Excerpts from A Roundtable Interview With Chris Cooper
Of “Married Life”
I have family connections here in Dallas.
My great-grandfather helped survey the original streets in
Outlook: This story is based on a book?
CC: Yes, and there were some different slants in the movie. We shot an ending, old age makeup, deathbed scene, and all that, which we wound up not using; it was just too much of a downer.
Outlook: I got the sense that at the end, the marriage had kind of gotten to the point where they’d been through the wars, and they had come to terms with each other, and to an acceptance of one another.
CC: And an appreciation.
Outlook: And that may be a fairly good basis on which a relationship could endure.
CC: Well, Harry made a terrible choice rather than confront his wife, and Richard, being his best friend, was not so honorable. But I think it’s fair to say that we’re all selfish at times in our relationships, and choose ourselves over our mates at different times.
Outlook: Did it feel strange to you to play a husband who’s so out of tune with his wife that he would not even be aware that she was carrying on with somebody else?
CC: Yeah. When I do my math, in 1949 (when the movie took place) my grandfather was in his 50’s. I thought about the relationship between my grandfather and grandmother, and my own parents. My Dad was a doctor. We never saw him for breakfast, he was gone on hospital rounds, then he’d go to the office. We’d be lucky to have dinner with him, and if we did, it would be or later. Then he’d do house calls, then evening rounds at the hospital. Now Mom and Dad loved each other. And I know Dad put Mom on a pedestal. But I also know that there were periods where Mom had just about had it. And Dad couldn’t understand it. He was such an innocent, naïve man, and so trusting in the relationship. My Mother could have had a number of lovers, and Dad would never have known.
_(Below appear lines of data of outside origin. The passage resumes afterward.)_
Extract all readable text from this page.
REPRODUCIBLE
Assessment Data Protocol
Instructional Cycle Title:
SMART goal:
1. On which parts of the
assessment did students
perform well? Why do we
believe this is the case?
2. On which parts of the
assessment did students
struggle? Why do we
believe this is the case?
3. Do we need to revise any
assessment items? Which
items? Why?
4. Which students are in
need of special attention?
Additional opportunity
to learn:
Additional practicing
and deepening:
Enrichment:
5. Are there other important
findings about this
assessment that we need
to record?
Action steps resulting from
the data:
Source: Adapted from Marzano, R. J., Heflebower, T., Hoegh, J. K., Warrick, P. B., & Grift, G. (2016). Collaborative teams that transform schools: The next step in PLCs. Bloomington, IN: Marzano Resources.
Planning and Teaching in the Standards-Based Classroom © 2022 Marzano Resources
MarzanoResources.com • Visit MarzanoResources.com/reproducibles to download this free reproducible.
Outlook: And it seemed to me that your character fell in love with sort of an idealized notion of love, rather than a person.
CC: In that scene where Harry’s wife confronts him, she says, “Love is sex,” and he’s stunned. He wants more than that. He wants affection. He wants romance. But it’s half his fault, too, that the marriage has gone flat. He hasn’t fought to make it interesting.
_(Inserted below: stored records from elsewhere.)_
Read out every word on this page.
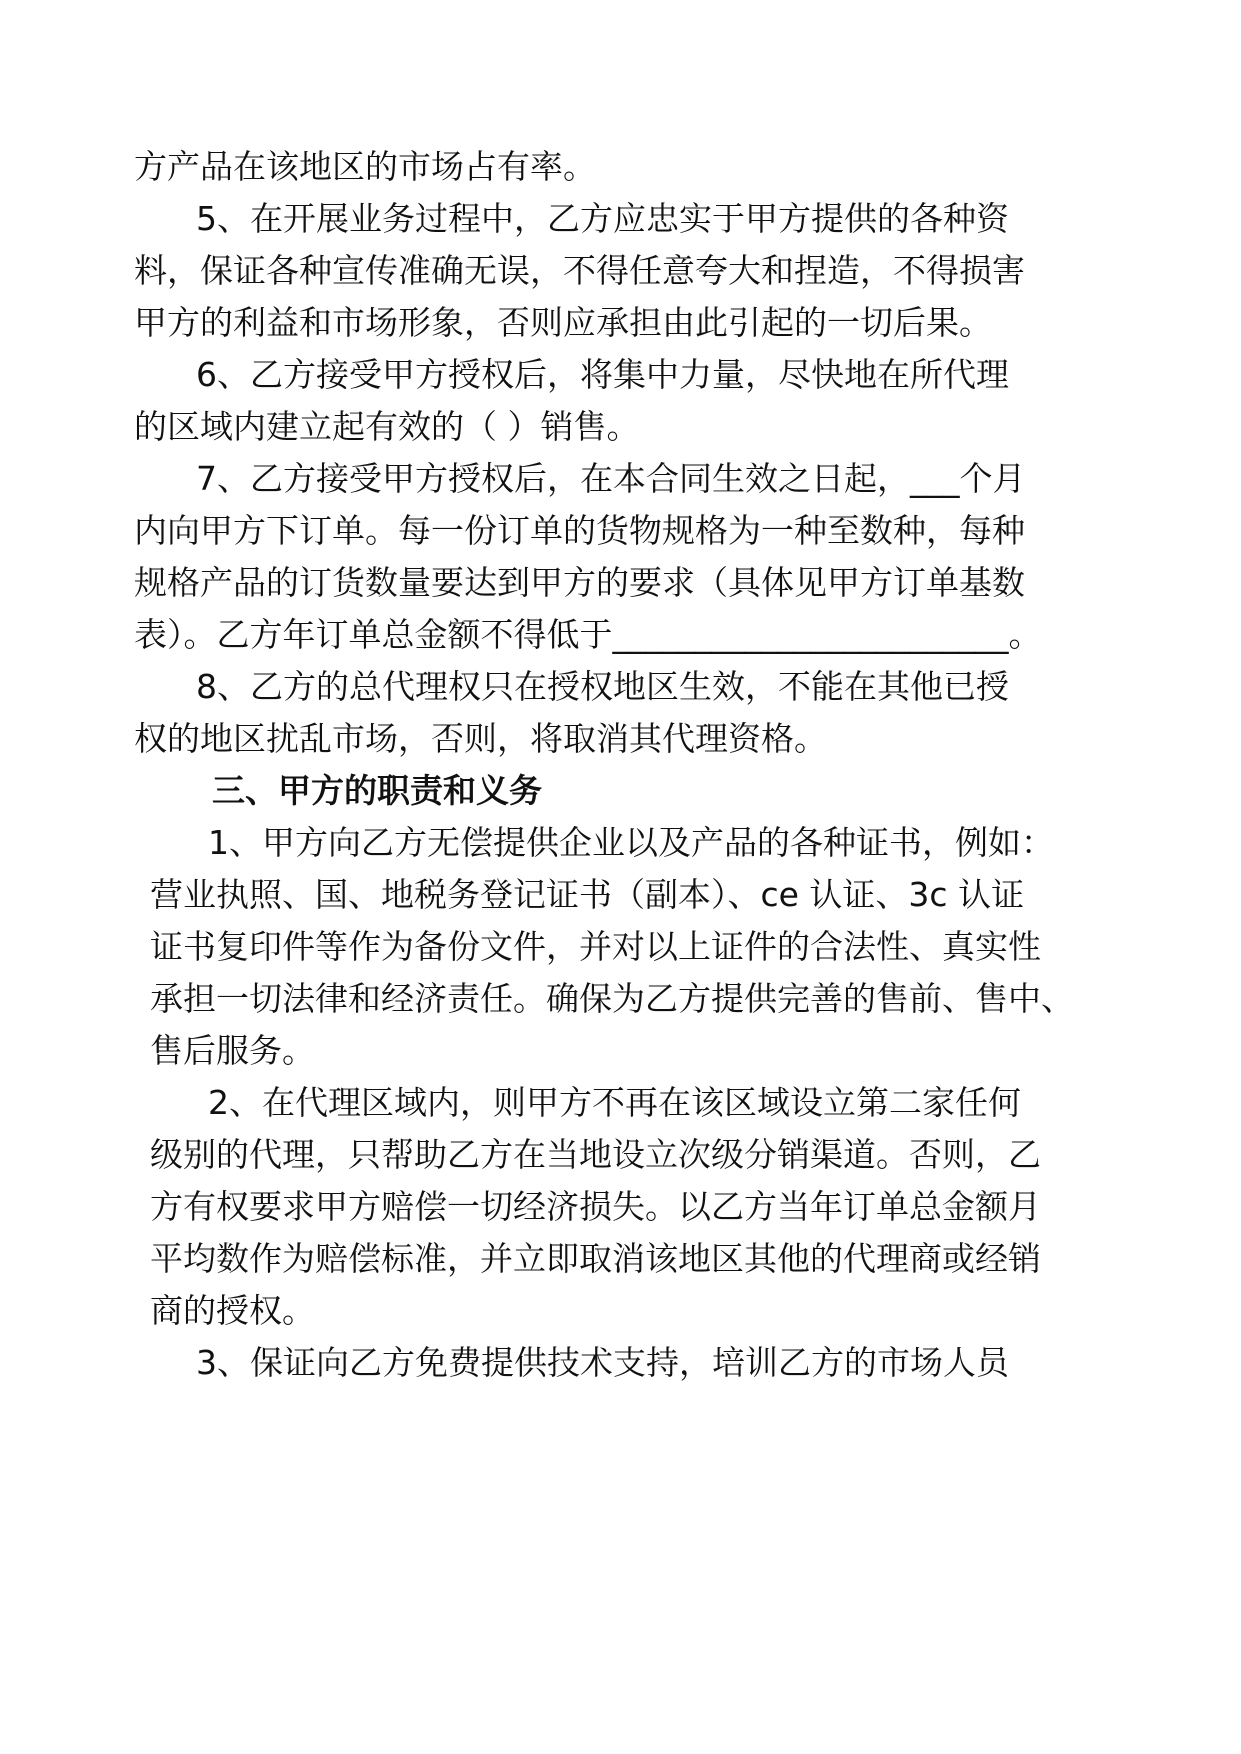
方产品在该地区的市场占有率。
5、在开展业务过程中，乙方应忠实于甲方提供的各种资
料，保证各种宣传准确无误，不得任意夸大和捏造，不得损害
甲方的利益和市场形象，否则应承担由此引起的一切后果。
6、乙方接受甲方授权后，将集中力量，尽快地在所代理
的区域内建立起有效的（ ）销售。
7、乙方接受甲方授权后，在本合同生效之日起，___个月
内向甲方下订单。每一份订单的货物规格为一种至数种，每种
规格产品的订货数量要达到甲方的要求（具体见甲方订单基数
表）。乙方年订单总金额不得低于________________________。
8、乙方的总代理权只在授权地区生效，不能在其他已授
权的地区扰乱市场，否则，将取消其代理资格。
三、甲方的职责和义务
1、甲方向乙方无偿提供企业以及产品的各种证书，例如：
营业执照、国、地税务登记证书（副本）、ce 认证、3c 认证
证书复印件等作为备份文件，并对以上证件的合法性、真实性
承担一切法律和经济责任。确保为乙方提供完善的售前、售中、
售后服务。
2、在代理区域内，则甲方不再在该区域设立第二家任何
级别的代理，只帮助乙方在当地设立次级分销渠道。否则，乙
方有权要求甲方赔偿一切经济损失。以乙方当年订单总金额月
平均数作为赔偿标准，并立即取消该地区其他的代理商或经销
商的授权。
3、保证向乙方免费提供技术支持，培训乙方的市场人员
Harry was somewhat narcissistic to think that his wife would fall apart without him.
Outlook: And his friend was pretty narcissistic, also.
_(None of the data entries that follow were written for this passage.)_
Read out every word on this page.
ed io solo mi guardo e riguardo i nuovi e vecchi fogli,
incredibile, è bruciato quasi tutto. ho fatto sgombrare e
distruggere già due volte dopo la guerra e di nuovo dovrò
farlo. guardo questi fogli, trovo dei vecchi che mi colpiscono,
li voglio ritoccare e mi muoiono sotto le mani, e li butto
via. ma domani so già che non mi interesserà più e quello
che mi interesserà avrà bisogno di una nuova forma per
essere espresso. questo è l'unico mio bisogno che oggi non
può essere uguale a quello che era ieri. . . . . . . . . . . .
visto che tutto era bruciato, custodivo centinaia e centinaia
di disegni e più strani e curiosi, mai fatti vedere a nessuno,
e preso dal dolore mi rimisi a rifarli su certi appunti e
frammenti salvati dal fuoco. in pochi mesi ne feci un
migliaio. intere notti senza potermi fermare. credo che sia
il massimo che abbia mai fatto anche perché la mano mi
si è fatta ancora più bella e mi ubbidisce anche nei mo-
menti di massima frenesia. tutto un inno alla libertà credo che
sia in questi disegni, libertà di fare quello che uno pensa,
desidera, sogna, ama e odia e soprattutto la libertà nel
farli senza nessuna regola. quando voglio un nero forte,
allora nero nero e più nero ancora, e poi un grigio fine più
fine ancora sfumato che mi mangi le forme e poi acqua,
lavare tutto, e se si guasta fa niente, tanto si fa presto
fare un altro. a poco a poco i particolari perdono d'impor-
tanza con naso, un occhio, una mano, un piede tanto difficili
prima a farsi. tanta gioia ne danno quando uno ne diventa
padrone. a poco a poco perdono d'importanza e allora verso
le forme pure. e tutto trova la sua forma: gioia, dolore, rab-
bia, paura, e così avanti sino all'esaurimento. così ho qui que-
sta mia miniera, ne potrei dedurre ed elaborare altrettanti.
Outlook: What was it like working with Pierce Brosnan?
CC: Pretty delightful. The situation with these four people was so dear, and Ira, the Director, was pretty smart in setting up these one-on-one dinners with each other beforehand. And Pierce and I discovered that we had some pretty similar events in our lives. I think that time together was a big help when we actually started shooting the film.
Outlook: Did it feel funny to dress up in suit and tie all the time?
CC: Wardrobe did a great job of fitting me, and I was actually quite comfortable, even though the material was heavy, and it fit very differently from more modern clothes. I think it was Olivier who said that putting on the costume helped him get into character. I think I had some of that experience, as well. Besides, my Dad always drilled into my head the importance of dressing like a man. In the 60’s, when I was wearing sandals, he wouldn’t be seen in public with me. Even for a backyard barbecue, his idea of casual was dress slacks, shirt, and button sweater. But that period wardrobe also looked tremendous on Rachel McAdams, and she was so stunning you could just hear the whispers on the set, which made her attractiveness to both of the men much more convincing. She was just captivating.
Outlook: Sounds like you didn’t have to act very much at that point!
CC: She was almost intimidating! (laughs) She’s just a beautiful girl with a little bit of mystery about her, very mature, very contained, and it was a little scary.
Outlook: On the surface of it, Harry is a very immoral person, adultery, contemplating murder. But in his own mind, he’s trying to do the noble thing.
CC: Yeah, and I’ve had experiences in my own life where I’ve rationalized like that.
Outlook: Do you think of Harry as being someone who needed to idealize everyone around him?
CC: Yes, and in that sense Harry was very full of himself. But his sympathy for the grieving widow was translated by her into romantic attachment.
Outlook: I appreciate your time, and your devotion to your craft.
CC: Thank you. I take it seriously. I like to believe in what I’m doing 100%, then go home to Marianne.